A major health insurer says it will jettison the complicated system that Americans use to pay for drugs, and create something that aims to be better, with partners including Amazon.com and the entrepreneur Mark Cuban.
Blue Shield of California said it is dropping CVS Health’s Caremark, the pharmacy-benefit manager it currently uses, which negotiates drug prices and wraps in other services such as a mail-order pharmacy.
Instead, Blue Shield, a nonprofit health plan with about 4.8 million members, will work with a selection of companies that each perform a designated function. Amazon will offer at-home drug delivery. Cuban said Mark Cuban Cost Plus Drug Company will provide access to low-cost medications, including through retail pharmacies. Another company, Abarca, will process drug claims.
Blue Shield said that, working with its partners, it aims to negotiate prices with pharmaceutical makers in a way that is different from the typical approach—with a simple net price structure that is supposed to eliminate rebates and hidden fees.
Blue Shield executives said that with one company handling many aspects of how drugs are procured through the system, it is often hard to track the flow of payments accurately.
“The current pharmacy supply chain is a forest of opacity and profit,” said Paul Markovich, Blue Shield’s chief executive officer, in an interview with The Wall Street Journal. “It is overwhelmingly complex, it is designed to maximize the earnings of the participants.” His company’s new setup, he said, will be “flipping that on its head.”

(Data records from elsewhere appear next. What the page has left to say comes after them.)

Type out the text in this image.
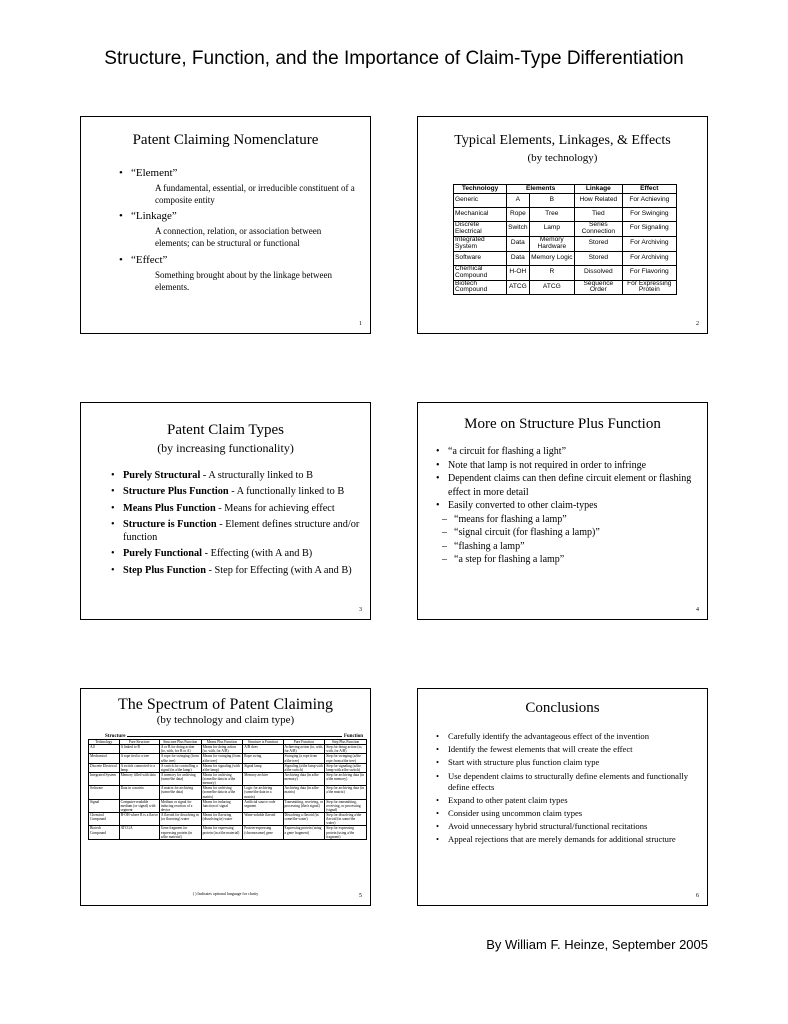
Structure, Function, and the Importance of Claim-Type Differentiation
Patent Claiming Nomenclature
• “Element”
A fundamental, essential, or irreducible constituent of a composite entity
• “Linkage”
A connection, relation, or association between elements; can be structural or functional
• “Effect”
Something brought about by the linkage between elements.
1
Typical Elements, Linkages, & Effects
(by technology)
Technology	Elements		Linkage	Effect
Generic	A	B	How Related	For Achieving
Mechanical	Rope	Tree	Tied	For Swinging
Discrete Electrical	Switch	Lamp	Series Connection	For Signaling
Integrated System	Data	Memory Hardware	Stored	For Archiving
Software	Data	Memory Logic	Stored	For Archiving
Chemical Compound	H-OH	R	Dissolved	For Flavoring
Biotech Compound	ATCG	ATCG	Sequence Order	For Expressing Protein
2
Patent Claim Types
(by increasing functionality)
• Purely Structural - A structurally linked to B
• Structure Plus Function - A functionally linked to B
• Means Plus Function - Means for achieving effect
• Structure is Function - Element defines structure and/or function
• Purely Functional - Effecting (with A and B)
• Step Plus Function - Step for Effecting (with A and B)
3
More on Structure Plus Function
• “a circuit for flashing a light”
• Note that lamp is not required in order to infringe
• Dependent claims can then define circuit element or flashing effect in more detail
• Easily converted to other claim-types
– “means for flashing a lamp”
– “signal circuit (for flashing a lamp)”
– “flashing a lamp”
– “a step for flashing a lamp”
4
The Spectrum of Patent Claiming
(by technology and claim type)
Structure	Function
Technology	Pure Structure	Structure Plus Function	Means Plus Function	Structure is Function	Pure Function	Step Plus Function
All	A linked to B	A or B for doing action (to, with, for B or A)	Means for doing action (to, with, for A/B)	A/B does	Achieving action (to, with, for A/B)	Step for doing action (to, with, for A/B)
Mechanical	A rope tied to a tree	A rope for swinging (from a/the tree)	Means for swinging (from a/the tree)	Rope swing	Swinging (a rope from a/the tree)	Step for swinging (a/the rope from a/the tree)
Discrete Electrical	A switch connected to a lamp	A switch for controlling a signal (in a/the lamp)	Means for signaling (with a/the lamp)	Signal lamp	Signaling (a/the lamp with a/the switch)	Step for signaling (a/the lamp with a/the switch)
Integrated System	Memory filled with data	A memory for archiving (some/the data)	Means for archiving (some/the data in a/the memory)	Memory archive	Archiving data (in a/the memory)	Step for archiving data (in a/the memory)
Software	Data in a matrix	A matrix for archiving (some/the data)	Means for archiving (some/the data in a/the matrix)	Logic for archiving (some/the data in a matrix)	Archiving data (in a/the matrix)	Step for archiving data (in a/the matrix)
Signal	Computer-readable medium (or signal) with segment	Medium or signal for inducing reaction of a device	Means for inducing function of signal	Artificial source code segment	Transmitting, receiving, or processing (the/a signal)	Step for transmitting, receiving, or processing (signal)
Chemical Compound	H-OH where R is a flavor	A flavoid for dissolving in (or flavoring) water	Means for flavoring (dissolving in) water	Water-soluble flavoid	Dissolving a flavoid (in some/the water)	Step for dissolving a/the flavoid (in some/the water)
Biotech Compound	ATCGA	Gene fragment for expressing protein (in a/the material)	Means for expressing protein (in a/the material)	Protein-expressing (chromosome) gene	Expressing protein (using a gene fragment)	Step for expressing protein (using a/the fragment)
( ) Indicates optional language for clarity	5
Conclusions
• Carefully identify the advantageous effect of the invention
• Identify the fewest elements that will create the effect
• Start with structure plus function claim type
• Use dependent claims to structurally define elements and functionally define effects
• Expand to other patent claim types
• Consider using uncommon claim types
• Avoid unnecessary hybrid structural/functional recitations
• Appeal rejections that are merely demands for additional structure
6
By William F. Heinze, September 2005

Blue Shield said its plan, which it hopes to fully launch in 2025 after a limited rollout next year, could save the company about $500 million annually, or about 10% to 15% of what the insurer currently spends on drugs. The nonprofit said it would pass along savings to its clients. Ultimately, Blue Shield said, other insurers and employers around the country would be able to use its new structure.

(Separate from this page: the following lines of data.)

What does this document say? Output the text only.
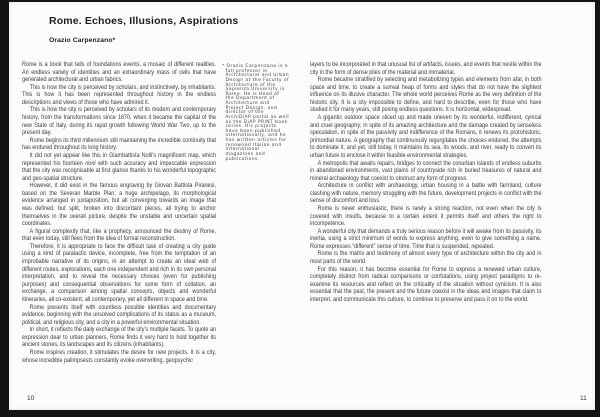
Rome. Echoes, Illusions, Aspirations
Orazio Carpenzano*

Rome is a book that tells of foundations events, a mosaic of different realities. An endless variety of identities and an extraordinary mass of cells that have generated architectural and urban fabrics.

This is how the city is perceived by scholars, and instinctively, by inhabitants. This is how it has been represented throughout history in the endless descriptions and views of those who have admired it.

This is how the city is perceived by scholars of its modern and contemporary history, from the transformations since 1870, when it became the capital of the new State of Italy, during its rapid growth following World War Two, up to the present day.

Rome begins its third millennium still maintaining the incredible continuity that has endured throughout its long history.

It did not yet appear like this in Giambattista Nolli's magnificent map, which represented his fourteen rioni with such accuracy and impeccable expression that the city was recognisable at first glance thanks to his wonderful topographic and geo-spatial structure.

However, it did exist in the famous engraving by Giovan Battista Piranesi, based on the Severan Marble Plan: a huge archipelago, its morphological evidence arranged in juxtaposition, but all converging towards an image that was defined, but split, broken into discordant pieces, all trying to anchor themselves in the overall picture, despite the unstable and uncertain spatial coordinates.

A figural complexity that, like a prophecy, announced the destiny of Rome, that even today, still flees from the idea of formal reconstruction.

Therefore, it is appropriate to face the difficult task of creating a city guide using a kind of paratactic device, incomplete, free from the temptation of an improbable narrative of its origins, in an attempt to create an ideal web of different routes, explorations, each one independent and rich in its own personal interpretation, and to reveal the necessary choices (even for publishing purposes) and consequential observations for some form of collation, an exchange, a comparison among spatial concepts, objects and wonderful itineraries, all co-existent, all contemporary, yet all different in space and time.

Rome presents itself with countless possible identities and documentary evidence, beginning with the unsolved complications of its status as a museum, political, and religious city, and a city in a powerful environmental situation.

In short, it reflects the daily exchange of the city's multiple facets. To quote an expression dear to urban planners, Rome finds it very hard to hold together its ancient stones, its landscapes and its citizens (inhabitants).

Rome inspires creation, it stimulates the desire for new projects. It is a city, whose incredible palimpsests constantly evoke overwriting, geopsychic

* Orazio Carpenzano is a full professor in Architectural and Urban Design at the Faculty of Architecture of the Sapienza University in Rome. He is Head of the Department of Architecture and Project Design, and director of the ArchiDiAP portal as well as the DiAP PRINT book series. His projects have been published internationally, and he has written articles for renowned Italian and international magazines and publications.

layers to be incorporated in that unusual list of artifacts, issues, and events that nestle within the city in the form of dense piles of the material and immaterial.

Rome became stratified by selecting and metabolizing types and elements from afar, in both space and time, to create a surreal heap of forms and styles that do not have the slightest influence on its illusive character. The whole world perceives Rome as the very definition of the historic city. It is a city impossible to define, and hard to describe, even for those who have studied it for many years, still posing endless questions. It is horizontal, widespread.

A gigantic outdoor space sliced up and made uneven by its wonderful, indifferent, cynical and cruel geography; in spite of its amazing architecture and the damage created by senseless speculation, in spite of the passivity and indifference of the Romans, it renews its protohistoric, primordial nature. A geography that continuously regurgitates the choices endured, the attempts to dominate it, and yet, still today, it maintains its sea, its woods, and river, ready to convert its urban future to enclose it within feasible environmental strategies.

A metropolis that awaits repairs, bridges to connect the conurban islands of endless suburbs in abandoned environments, vast plains of countryside rich in buried treasures of natural and mineral archaeology that coexist to obstruct any form of progress.

Architecture in conflict with archaeology, urban housing in a battle with farmland, culture clashing with nature, memory struggling with the future, development projects in conflict with the sense of discomfort and loss.

Rome is never enthusiastic, there is rarely a strong reaction, not even when the city is covered with insults, because to a certain extent it permits itself and others the right to incompetence.

A wonderful city that demands a truly serious reason before it will awake from its passivity, its inertia, using a strict minimum of words to express anything, even to give something a name. Rome expresses “different” sense of time. Time that is suspended, repeated.

Rome is the matrix and testimony of almost every type of architecture within the city and in most parts of the world.

For this reason, it has become essential for Rome to express a renewed urban culture, completely distinct from radical comparisons or confutations, using project paradigms to re-examine its resources and reflect on the criticality of the situation without cynicism. It is also essential that the past, the present and the future coexist in the ideas and images that claim to interpret, and communicate this culture, to continue to preserve and pass it on to the world.

10	11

The company’s plan is challenging, according to experts, who said it is likely to prove difficult to coordinate so many different parties, some of which might have overlapping or competing businesses. Blue Shield and its partners might also struggle to broadly implement new pricing with drugmakers that would match the discounts negotiated by the biggest pharmacy-benefit managers, they said.

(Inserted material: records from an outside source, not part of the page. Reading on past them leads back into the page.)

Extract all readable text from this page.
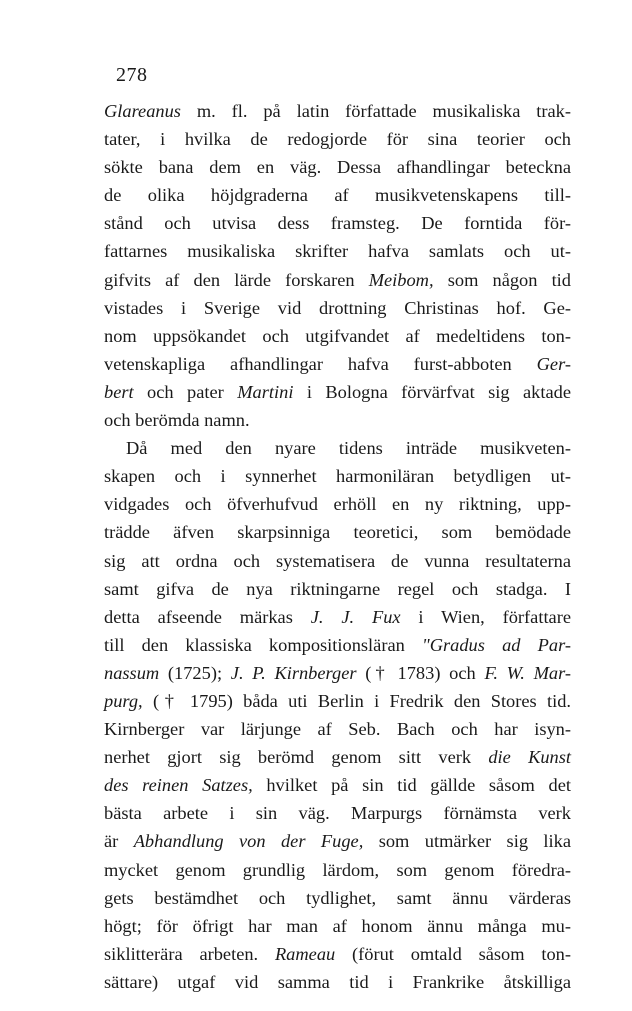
278
Glareanus m. fl. på latin författade musikaliska trak-
tater, i hvilka de redogjorde för sina teorier och
sökte bana dem en väg. Dessa afhandlingar beteckna
de olika höjdgraderna af musikvetenskapens till-
stånd och utvisa dess framsteg. De forntida för-
fattarnes musikaliska skrifter hafva samlats och ut-
gifvits af den lärde forskaren Meibom, som någon tid
vistades i Sverige vid drottning Christinas hof. Ge-
nom uppsökandet och utgifvandet af medeltidens ton-
vetenskapliga afhandlingar hafva furst-abboten Ger-
bert och pater Martini i Bologna förvärfvat sig aktade
och berömda namn.
Då med den nyare tidens inträde musikveten-
skapen och i synnerhet harmoniläran betydligen ut-
vidgades och öfverhufvud erhöll en ny riktning, upp-
trädde äfven skarpsinniga teoretici, som bemödade
sig att ordna och systematisera de vunna resultaterna
samt gifva de nya riktningarne regel och stadga. I
detta afseende märkas J. J. Fux i Wien, författare
till den klassiska kompositionsläran "Gradus ad Par-
nassum (1725); J. P. Kirnberger († 1783) och F. W. Mar-
purg, († 1795) båda uti Berlin i Fredrik den Stores tid.
Kirnberger var lärjunge af Seb. Bach och har isyn-
nerhet gjort sig berömd genom sitt verk die Kunst
des reinen Satzes, hvilket på sin tid gällde såsom det
bästa arbete i sin väg. Marpurgs förnämsta verk
är Abhandlung von der Fuge, som utmärker sig lika
mycket genom grundlig lärdom, som genom föredra-
gets bestämdhet och tydlighet, samt ännu värderas
högt; för öfrigt har man af honom ännu många mu-
siklitterära arbeten. Rameau (förut omtald såsom ton-
sättare) utgaf vid samma tid i Frankrike åtskilliga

“They are trading the black box for a collection of competing interests,” said Adam Fein, chief executive of the Drug Channels Institute, which provides research on the drug-supply chain. “They may be biting off more than they can chew.”
Blue Shield executives said they believe that many companies in the current drug- distribution system make more money when higher volumes of more-expensive drugs are sold, and that their new system will drive down costs by adding transparency and siphoning out hidden pockets of profit. Under its new setup, the insurer said, companies won’t have financial incentives tied to higher prices or larger volumes of medications.
The insurer’s partners, including Cuban and Amazon, said they expect similar benefits. “It will be a faster, more transparent and lower-cost end-to-end process than what exists today,” said John Love, vice president of Amazon Pharmacy.
Markovich said Blue Shield knows there will likely be operational hiccups and will plan carefully and ramp up over time.
Still, Blue Shield’s new setup will rely on incumbent players for some important services. While CVS Caremark will no longer oversee the overall administration of drug benefits, CVS will still be handling specialty drugs, typically the most complicated and expensive medications.
In a statement, CVS Health said, “We look forward to providing care for Blue Shield of California’s members who require complex, specialty medications—as we have for nearly two decades.”
Blue Shield will also be tapping the drug-pricing contracts of the pharmacy benefit manager Prime Therapeutics.
Markovich said his company will phase in its new approach to drug pricing, and wants to link payments for medications to the outcomes they bring for patients. He has spoken to leaders of some drugmakers and has drawn strong interest, he said. “I literally had a CEO of a major pharmaceutical manufacturer say, ‘I will get you that price today,’” he said.